The next morning, the rain had vanished. The air was a clean, clear 40 degrees. I wanted to wear tights, long sleeves, and a vest but my roommates talked me down to a compromise of arm warmers, my Oiselle singlet, and tights. They are always right.
I lined up behind the 2-hour pace group with my friends Julie and Heather – two runners and dear friends who I’d been training with during the past year. “Just hold on for as long as you can,” I told myself. “Just go mile by mile.”

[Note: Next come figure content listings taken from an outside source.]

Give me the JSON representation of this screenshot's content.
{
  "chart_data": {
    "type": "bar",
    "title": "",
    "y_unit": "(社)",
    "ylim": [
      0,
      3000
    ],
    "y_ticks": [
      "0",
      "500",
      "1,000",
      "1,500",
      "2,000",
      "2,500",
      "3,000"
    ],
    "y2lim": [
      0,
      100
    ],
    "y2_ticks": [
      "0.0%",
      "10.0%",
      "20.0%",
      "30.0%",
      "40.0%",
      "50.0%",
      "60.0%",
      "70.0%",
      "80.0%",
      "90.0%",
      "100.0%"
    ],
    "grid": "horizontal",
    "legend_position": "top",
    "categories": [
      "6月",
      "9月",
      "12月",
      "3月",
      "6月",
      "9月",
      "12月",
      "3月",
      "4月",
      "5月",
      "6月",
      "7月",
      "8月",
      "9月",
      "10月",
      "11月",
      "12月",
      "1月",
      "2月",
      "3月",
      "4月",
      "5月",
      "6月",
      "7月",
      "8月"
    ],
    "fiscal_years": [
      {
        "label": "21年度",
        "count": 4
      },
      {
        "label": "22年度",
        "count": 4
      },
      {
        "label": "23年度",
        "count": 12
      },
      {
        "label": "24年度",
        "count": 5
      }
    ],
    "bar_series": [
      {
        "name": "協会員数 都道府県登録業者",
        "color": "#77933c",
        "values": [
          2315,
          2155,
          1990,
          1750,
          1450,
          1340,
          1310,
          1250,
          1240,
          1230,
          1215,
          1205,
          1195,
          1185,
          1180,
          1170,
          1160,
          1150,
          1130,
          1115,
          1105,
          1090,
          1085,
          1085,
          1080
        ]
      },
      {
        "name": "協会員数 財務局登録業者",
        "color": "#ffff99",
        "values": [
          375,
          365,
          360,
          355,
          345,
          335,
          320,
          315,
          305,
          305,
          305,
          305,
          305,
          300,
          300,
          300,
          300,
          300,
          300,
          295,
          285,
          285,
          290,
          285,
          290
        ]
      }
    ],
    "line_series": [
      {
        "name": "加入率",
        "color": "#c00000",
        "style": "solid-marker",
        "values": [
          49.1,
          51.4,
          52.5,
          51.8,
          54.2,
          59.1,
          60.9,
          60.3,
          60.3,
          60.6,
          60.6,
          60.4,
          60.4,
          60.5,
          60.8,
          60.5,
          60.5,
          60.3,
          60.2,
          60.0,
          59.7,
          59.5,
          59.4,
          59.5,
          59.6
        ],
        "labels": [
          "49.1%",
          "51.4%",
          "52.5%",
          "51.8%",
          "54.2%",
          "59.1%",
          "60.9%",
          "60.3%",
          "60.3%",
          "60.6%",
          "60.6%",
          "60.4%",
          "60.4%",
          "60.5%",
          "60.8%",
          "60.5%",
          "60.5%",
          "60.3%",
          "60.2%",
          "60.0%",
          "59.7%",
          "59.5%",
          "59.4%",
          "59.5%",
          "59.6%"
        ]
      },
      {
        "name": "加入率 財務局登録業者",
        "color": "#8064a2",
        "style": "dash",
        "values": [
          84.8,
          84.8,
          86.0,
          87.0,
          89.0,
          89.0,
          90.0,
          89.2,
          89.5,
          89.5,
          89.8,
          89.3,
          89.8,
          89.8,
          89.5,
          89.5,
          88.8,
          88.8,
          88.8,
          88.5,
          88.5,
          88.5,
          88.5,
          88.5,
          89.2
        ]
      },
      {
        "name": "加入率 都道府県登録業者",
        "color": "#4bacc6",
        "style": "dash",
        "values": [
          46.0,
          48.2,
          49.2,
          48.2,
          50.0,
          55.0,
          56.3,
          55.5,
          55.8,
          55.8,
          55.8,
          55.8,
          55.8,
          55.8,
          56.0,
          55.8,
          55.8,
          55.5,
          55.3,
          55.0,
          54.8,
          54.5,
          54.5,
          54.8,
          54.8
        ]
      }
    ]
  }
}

And so I did. Miles 1-4 flew by as we ran past antebellum mansions and modern condos. When we hit the 10k crossing, we were in the middle of a park speckled with fall leaves. I check in with myself. Breathing is good. Legs feel good. OK – let’s keep going. I drank water at every water stop but then sprinted to make up time. My pace group was slowly creeping away from me, but my watch showed me on target. “You’re OK, just don’t lose sight of them,” I coached myself.
When I hit mile 8, I slurped down a Honey Stinger Gel and a salt tab. I still hadn’t lost sight of the pace group … hell, this could actually happen.
At mile 10, I felt in shock. I’m still hitting my paces… this could happen.
At mile 11, I started to feel tired. Real tired. My friend Julie, slowed down to run beside me. “You’re going to do it! I won’t let you slow down!” I muster an appreciative grunt.
It’s somewhere around this point that I began to have an almost out-of-body experience. It’s like my body decided that no matter what my brain might say –I wasn’t going to slow down. I was watching myself run.
At mile 12, the course shifted to a screaming downhill … I was on track for a 1:59 finish. It’s going to happen. You’re going to do it. Just don’t fall down.
And that’s when I RAN. I caught up to the 2-hour pace group, and then I passed them.
I ran my fastest mile of the race and finished in 1:58:35. And when I stopped my watch, I cried again.
You’ve got to put in the physical training to hit hard goals. But you’ve also got to conquer your mental barriers. I won’t always have “running miracles” to drag me out of a pre-race depression. I love the Oiselle mantra of “Head up – Wings out” and I’ve been wearing it on hats and shirts and saying it for years.